The adventure that almost wasn’t

In case you’ve been living under a rock for the last year or so, or in case you’ve just stumbled across this blog, I’ve recently returned from an amazing 16 month trip around South America where I visited every single country on the continent.  Some for only a day; some for a few months. But did you know that this trip was almost the trip that wasn’t? It almost didn’t happen due to my own incompetence.  You see, I lost my passport in the days before departure.  When?  who knows.  How?  don’t know.  Where?  well, if I knew that, I  wouldn’t have lost it, now would I.  My only guess is that it got lost [threw away, destroyed…] while I was making copies of the front page to distribute to friends at home. [Travel tip #1:  Make copies of the front page of your passport. Take one or two with you. Leave one or two with someone back home.  It’s immensely easier to get a replacement with that copy.]

I almost didn’t get to see the sun set in the Pacific all the way down the Pacific coast.

I turned my entire house upside down multiple times looking for a document the size of an index card.  I never found it. So I did a little bit of research and found out that you CAN get an emergency passport as long as you meet certain requirements–the main one being that you must have proof of international travel within two weeks.  Two weeks, you say?  That sounds a little risky–to have an international trip scheduled without a passport.  Risky it is, but that’s the main requirement for getting an emergency passport.  Oh and $$$.  The regular passport fee + the expedite fee.

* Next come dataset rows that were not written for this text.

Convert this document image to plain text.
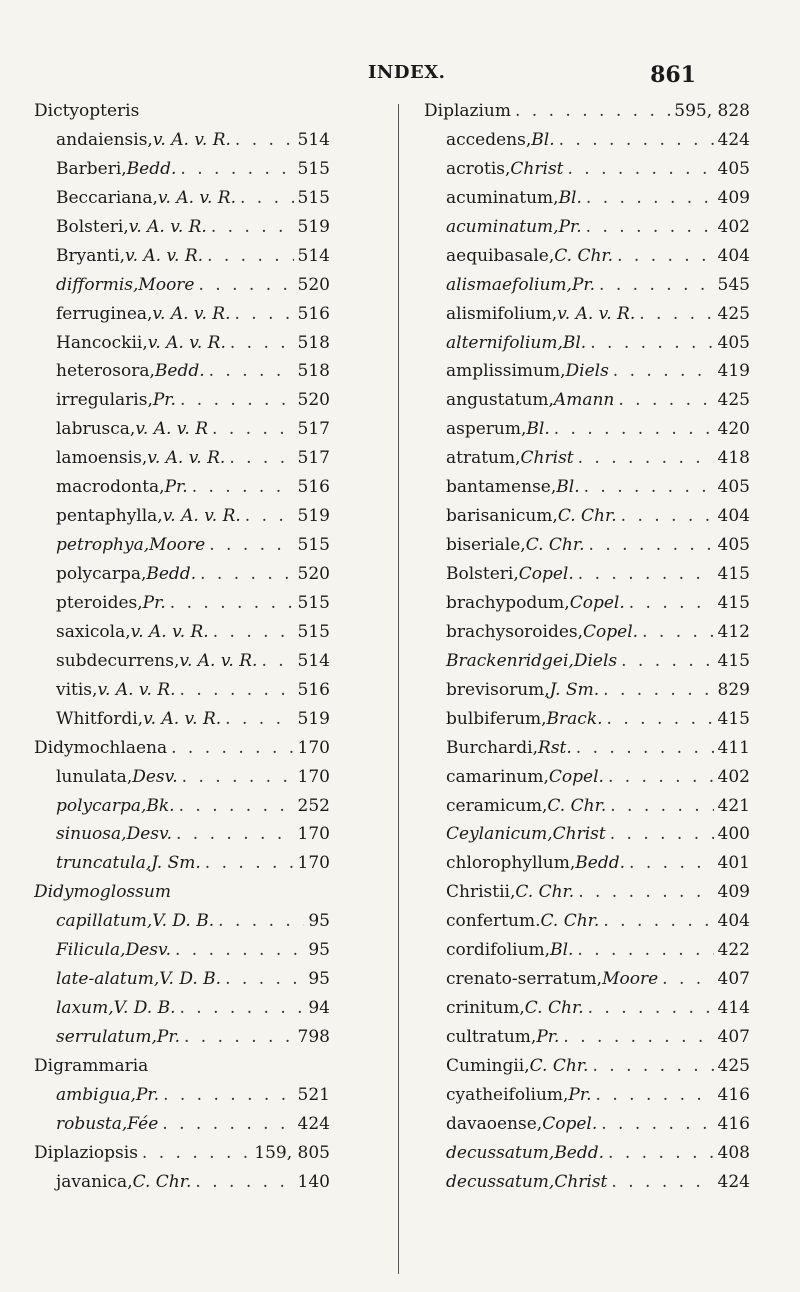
INDEX.	861
Dictyopteris
andaiensis, v. A. v. R. . . .	514
Barberi, Bedd. . . .	515
Beccariana, v. A. v. R. . . .	515
Bolsteri, v. A. v. R. . . .	519
Bryanti, v. A. v. R. . . .	514
difformis, Moore . . .	520
ferruginea, v. A. v. R. . . .	516
Hancockii, v. A. v. R. . . .	518
heterosora, Bedd. . . .	518
irregularis, Pr. . . .	520
labrusca, v. A. v. R . . .	517
lamoensis, v. A. v. R. . . .	517
macrodonta, Pr. . . .	516
pentaphylla, v. A. v. R. . . .	519
petrophya, Moore . . .	515
polycarpa, Bedd. . . .	520
pteroides, Pr. . . .	515
saxicola, v. A. v. R. . . .	515
subdecurrens, v. A. v. R. . . . 514
vitis, v. A. v. R. . . .	516
Whitfordi, v. A. v. R. . . .	519
Didymochlaena . . .	170
lunulata, Desv. . . .	170
polycarpa, Bk. . . .	252
sinuosa, Desv. . . .	170
truncatula, J. Sm. . . .	170
Didymoglossum
capillatum, V. D. B. . . .	95
Filicula, Desv. . . .	95
late-alatum, V. D. B. . . .	95
laxum, V. D. B. . . .	94
serrulatum, Pr. . . .	798
Digrammaria
ambigua, Pr. . . .	521
robusta, Fée . . .	424
Diplaziopsis . . .	159, 805
javanica, C. Chr. . . .	140
Diplazium . . .	595, 828
accedens, Bl. . . .	424
acrotis, Christ . . .	405
acuminatum, Bl. . . .	409
acuminatum, Pr. . . .	402
aequibasale, C. Chr. . . .	404
alismaefolium, Pr. . . .	545
alismifolium, v. A. v. R. . . .	425
alternifolium, Bl. . . .	405
amplissimum, Diels . . .	419
angustatum, Amann . . .	425
asperum, Bl. . . .	420
atratum, Christ . . .	418
bantamense, Bl. . . .	405
barisanicum, C. Chr. . . .	404
biseriale, C. Chr. . . .	405
Bolsteri, Copel. . . .	415
brachypodum, Copel. . . .	415
brachysoroides, Copel. . . .	412
Brackenridgei, Diels . . .	415
brevisorum, J. Sm. . . .	829
bulbiferum, Brack. . . .	415
Burchardi, Rst. . . .	411
camarinum, Copel. . . .	402
ceramicum, C. Chr. . . .	421
Ceylanicum, Christ . . .	400
chlorophyllum, Bedd. . . .	401
Christii, C. Chr. . . .	409
confertum. C. Chr. . . .	404
cordifolium, Bl. . . .	422
crenato-serratum, Moore . . .	407
crinitum, C. Chr. . . .	414
cultratum, Pr. . . .	407
Cumingii, C. Chr. . . .	425
cyatheifolium, Pr. . . .	416
davaoense, Copel. . . .	416
decussatum, Bedd. . . .	408
decussatum, Christ . . .	424
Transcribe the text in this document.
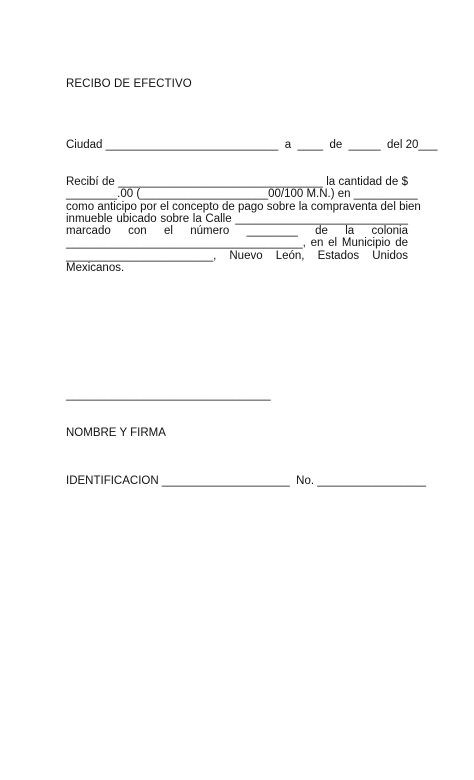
RECIBO DE EFECTIVO
Ciudad ___________________________  a  ____  de  _____  del 20___
Recibí de ________________________________ la cantidad de $
________.00 (____________________00/100 M.N.) en __________
como anticipo por el concepto de pago sobre la compraventa del bien
inmueble ubicado sobre la Calle ___________________________
marcado con el número ________ de la colonia
_____________________________________, en el Municipio de
_______________________, Nuevo León, Estados Unidos
Mexicanos.
________________________________
NOMBRE Y FIRMA
IDENTIFICACION ____________________  No. _________________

At least I had a layover in Miami

My situation was as follows:   I had a flight from Charlotte to Bogota with a 8 hour lay-over in Miami.  As luck would have it, the IS an emergency passport office in Miami. Their hours are 8a-3p.   The flight to Miami is 2 hours and with my flight leaving at 6A I would have time to make the detour.  So I made an appointment at the Miami passport office for 8:45A.  Oh yea, it was a tight timeline, but I guess this is the definition of travel emergency.  As fate would have it, I met another girl on the place who was in the same situation, and we became buddies for the day.  We both had early appointments, forms filled out it advance, pictures in hand, and appropriate  funds.  We took public transportation [there’s a metromover station very close to the to the passport agency], had our appointment [and let me say, for government agencies, fairly efficient], and  were done [except the waiting] by 10:30A.  We were instructed to return after 1p to pick up our passports. The Miami agency is located in a business area so we grabbed lunch, chatted, and waited for time to pass.  At 1p, we returned to  the agency, and were greeted with bright, shiny, brand-new USA passports.  Then the mad dash to the airport ensued.  My flight left at 4p so I had time, but my new friend’s flight left at 2:30p.

Spoiler alert:  We each made our flights, me to Bogota, her to Costa Rica.

Several things could have gone wrong on this trip.  What would I have done had there not been a way to get an emergency passport?  Or had a non-stop flight?  Or a lay over in a city without a passport office?  Or a super tight connection that would not have allowed me to make a detour?  I don’t know. I  know that any one of these things could have halted my trip before it even started.  And none of the experiences of the last 16 months would have happened.

 

It’s the little things that can change our life’s course.